Ljubljana, 12 December (STA) - Slovenia has earmarked EUR 3.01bn for the recapitalisation of NLB, NKBM and Abanka Vipa, the country's three largest banks, a figure that allows Slovenia to restructure its banking system without requiring international financial aid.
The capital injection at the three banks will be carried out after approval from the European Commission, which is expected in the coming days, Finance Minister Uroš Čufer told the press in Ljubljana on Thursday.
Banka Slovenije Governor Boštjan Jazbec said that after the recapitalisation the core Tier 1 capital of Slovenia's two biggest banks, NLB and NKBM, will stand at 15% and 16.8%, respectively, making them among the better capitalised banks in the eurozone.
NLB, NKBM and Abanka will be recapitalised with EUR 2.1bn in cash, mostly with the conversion of existing state deposits into equity, and EUR 905m stemming from recent bond issues.
Another EUR 441m will come from outstanding junior bonds, whose holders will lose their entire investments, according to Jazbec.
NLB accounts for half of the total recapitalisation costs, EUR 1.55bn, with EUR 870m allocated for NKBM and EUR 591m for Abanka.
After approval from the European Commission the three banks will transfer their non-performing loans with a transaction value of EUR 1.6bn to the Bank Assets Management Company (BAMC), the bad bank, which will give it EUR 4.5bn-worth of assets.
The BACM received a EUR 200m capital injection today to allow it so start functioning.
NLB and NKBM will start transferring their non-performing loans immediately, while Abanka needs to draw up a restructuring plan and submit it for approval to the European Commission, Jazbec explained.
The remaining five banks which have been subject to EU-mandated testing - two Slovenia and three foreign-owned - will be asked by the central bank to buttress their capital base within six months.

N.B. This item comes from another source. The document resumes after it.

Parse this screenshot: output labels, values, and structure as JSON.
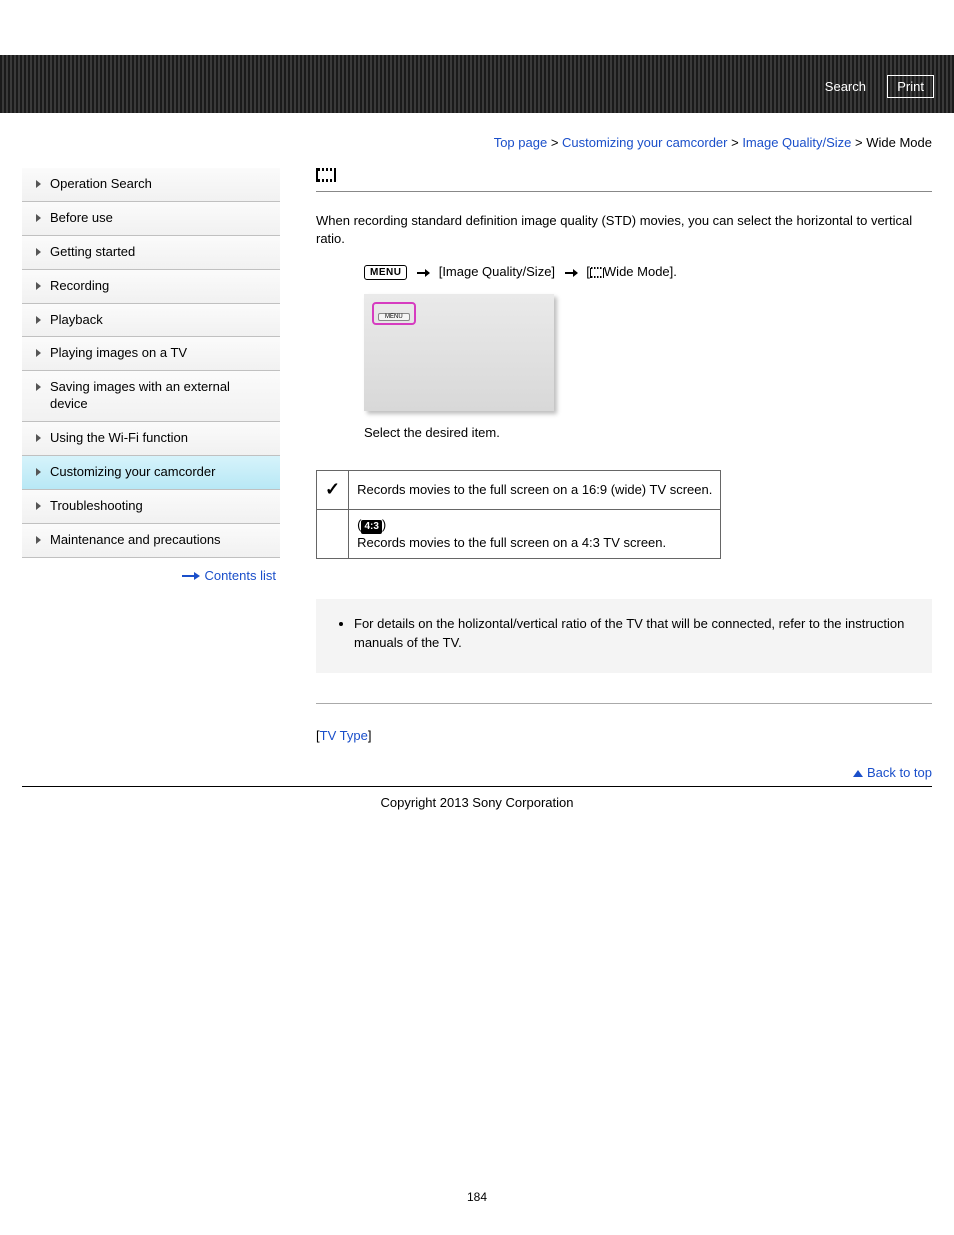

They need just over EUR 1bn, according to the stress tests.
The total capital shortfall of the eight banks is estimated at just under EUR 4.8bn according to the worst-case scenario applied in the stress tests.
After the operation, Slovenia's gross public debt will rise to EUR 75.6% of GDP, whereby the government will still have available EUR 2.5bn in cash for further measures, Čufer explained.
The measures are designed to ensure bank capital adequacy through 2015 under the worst-case scenario, which factors in potential losses in the next two years, Jazbec said.
The bailout plan involves the commitment that NLB and NKBM are privatised, with NKBM to be completely sold off by 2016 and NLB privatised until 2017, whereby the state plans to retain 25% plus one share in the bank.